Chip U14 also provides a bias voltage for the analog circuitry on the Exciter Board. This voltage is about
2.5 volts DC, and it appears on the VBIAS line. The purpose of VBIAS is to bias the Exciter Board analog
circuitry for proper operation. Please note that if this voltage is low or missing, the Exciter Board circuitry
may not work.
Modem chip U15 is dedicated to the receive operation. Incoming data-bearing audio from the Diversity
Reception circuitry (and selected receiver) appears at DISC_ AUDIO. The signal passes through resistor
R56 and into the modem chip. Resistor R55 and capacitor C46 serve as feedback elements, limiting both
the gain and bandwidth of an amplifier within U15. The modem chip breaks down the audio into 8 bits of
data, which exit U15 on the D0-D7 bus.
Modem chip U16 is also dedicated to the receive operation, although it may not be used in this
application. The operation of U16 is exactly the same as U15.
Receive Signal Strength Indication Comparator
This section displays the RSSI comparator circuitry. A series of comparators (U20BCD) simultaneous
compare RSSI1 to RSSI2, RSSI2 to RSSI3, and RSSI1 to RSSI3. Within this process eight (8) possible
results are then forwarded by the comparators to a series of NAND gates (U18ABC), which reduce the
number of results to three (3) and translates the results for an analog multiplexer (U19A). To determine
which of the three (3) results is the strongest, the following needs to occur:
For Receiver 1 to be selected as the strongest signal, both input pins on the NAND gate (U18D) must
go high (driving pin 7 of U19A). If Receiver 1 has the strongest signal, a light emitting diode
(LED)(D1) lights indicating Receiver 1 was selected.
For Receiver 2 to be selected as the strongest signal, the inverter (U17B) must go high (driving pin 6
of U19A). If Receiver 2 has the strongest signal, D2 lights indicating Receiver 2 was selected.
For Receiver 3 to be selected the strongest signal, the inverter (U17C) must go high (driving pin 5 of
U19A). If Receiver 3 has the strongest signal, D3 lights indicating Receiver 3 was selected.

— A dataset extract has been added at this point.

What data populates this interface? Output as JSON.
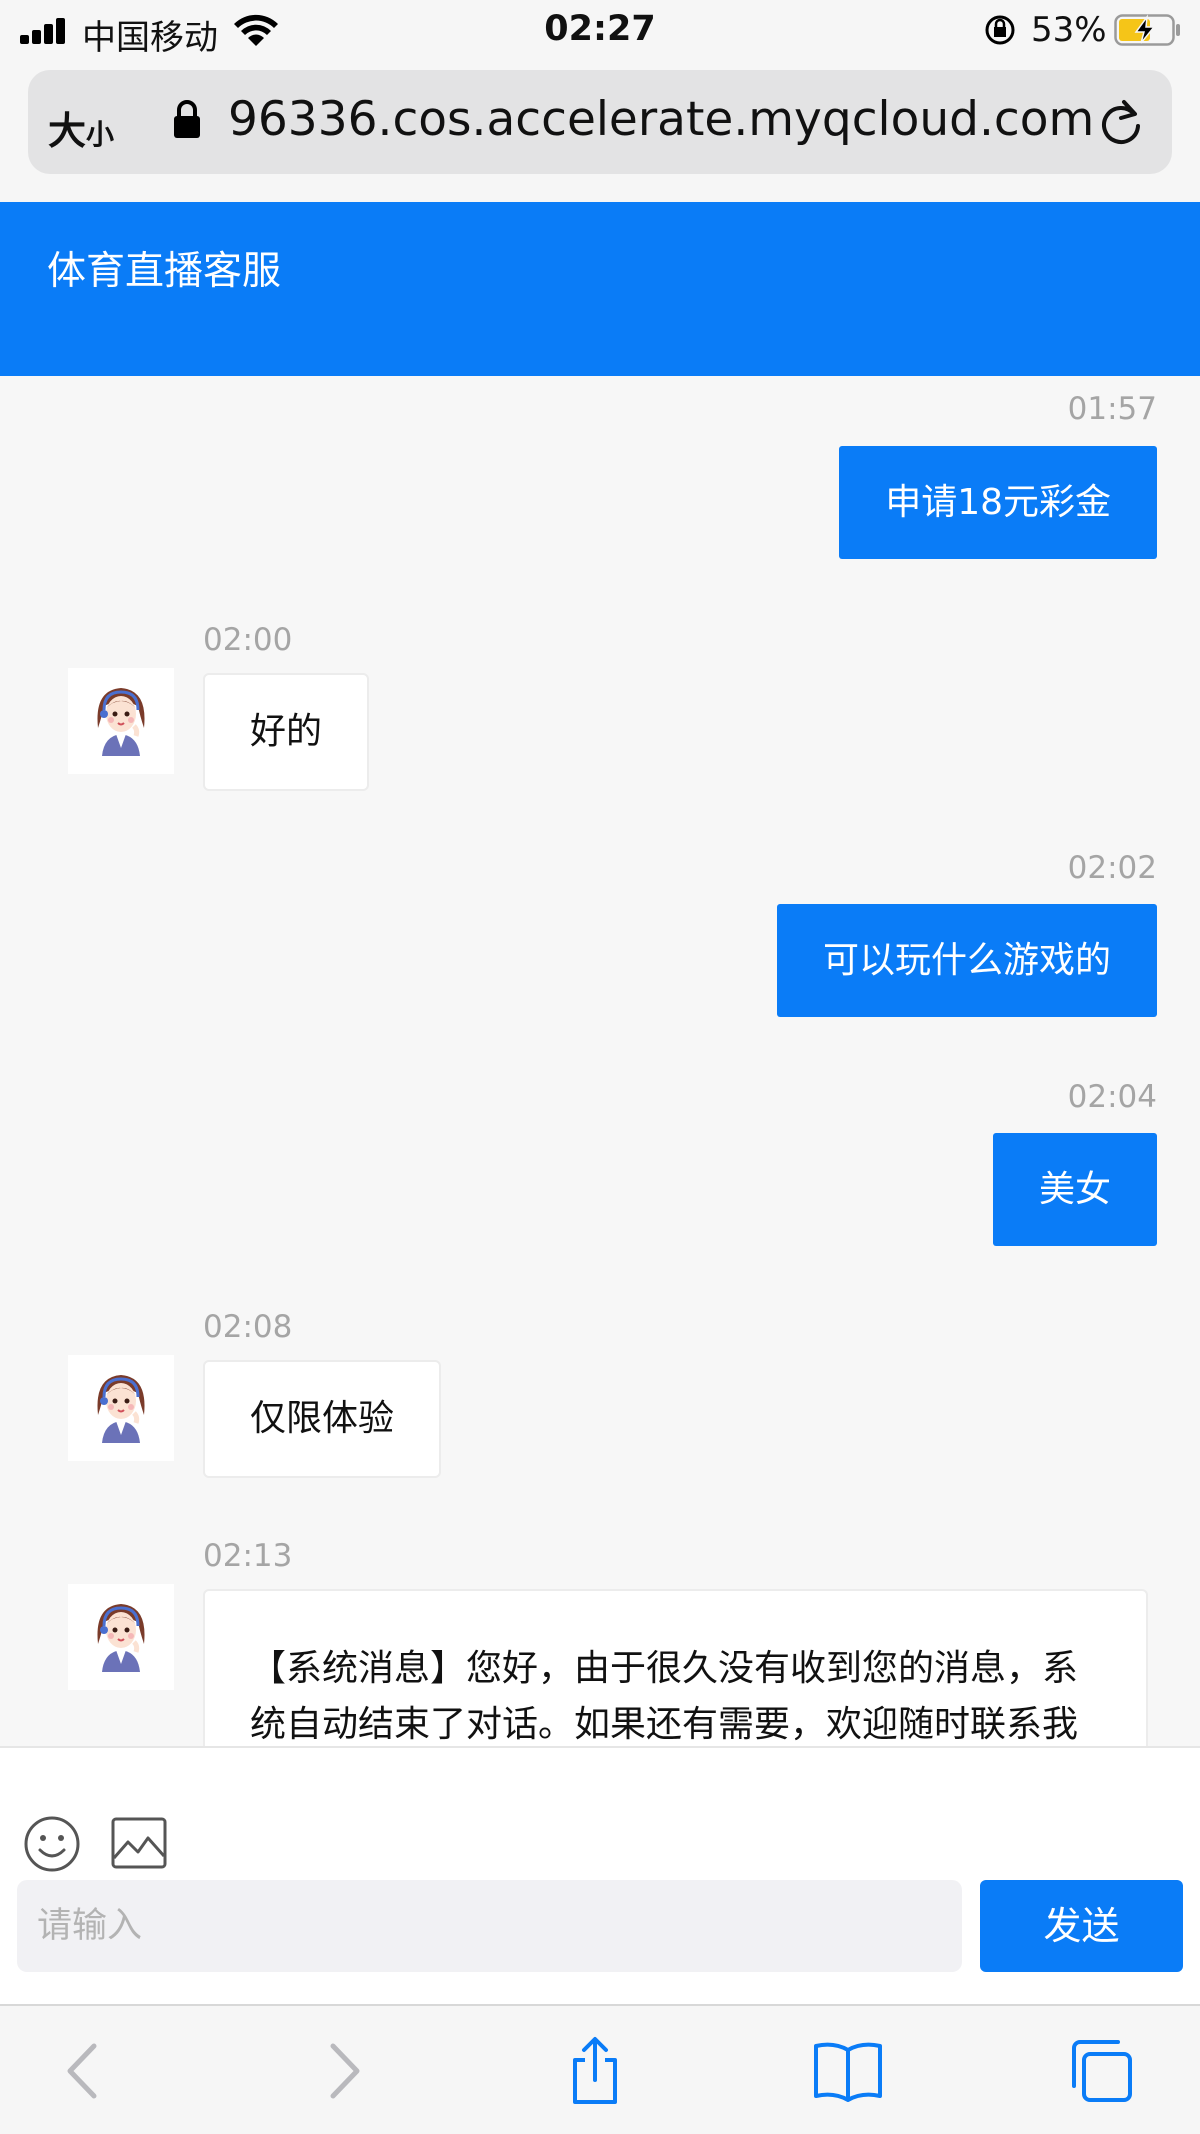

SEL_RSSI is the output selected with the strongest signal. When RSSI voltage exceeds a threshold,
another LED (D4) lights. As the other three (3) LEDs, this circuit is intended as a diagnostic tool. It
provides a go/no go indication that an RF signal has been received. A pot (R74) sets the turn-on voltage.
SECTION 1: THEORY OF OPERATION
391500 Page 8
Baseband
This circuitry amplifies the audio from each receiver, routes it through a RF multiplexer, and selects the
audio from the receiver with the highest RSSI value. The comparator circuit on the previous sheet
controls it.
There are three (3) channels of audio, with separate gain and DC offset adjustments to compensate for
performance differences in the receivers. For example, incoming audio from receiver 1 appears at
AUDIO 1. An op amp (U12D) is then amplifies the audio. A pot (R72) adjusts the gain, while another pot
(R57) adjusts the DC offset on the output. The amplifier output passes through a RF multiplexer (U19B),
then drives a low pass filter (U9) through another op amp (U12A) and through the AUDIO_OUT line,
which goes to a switch (S3) and to pin 4 of a connector (J3).
The remaining audio circuits work in the same manner.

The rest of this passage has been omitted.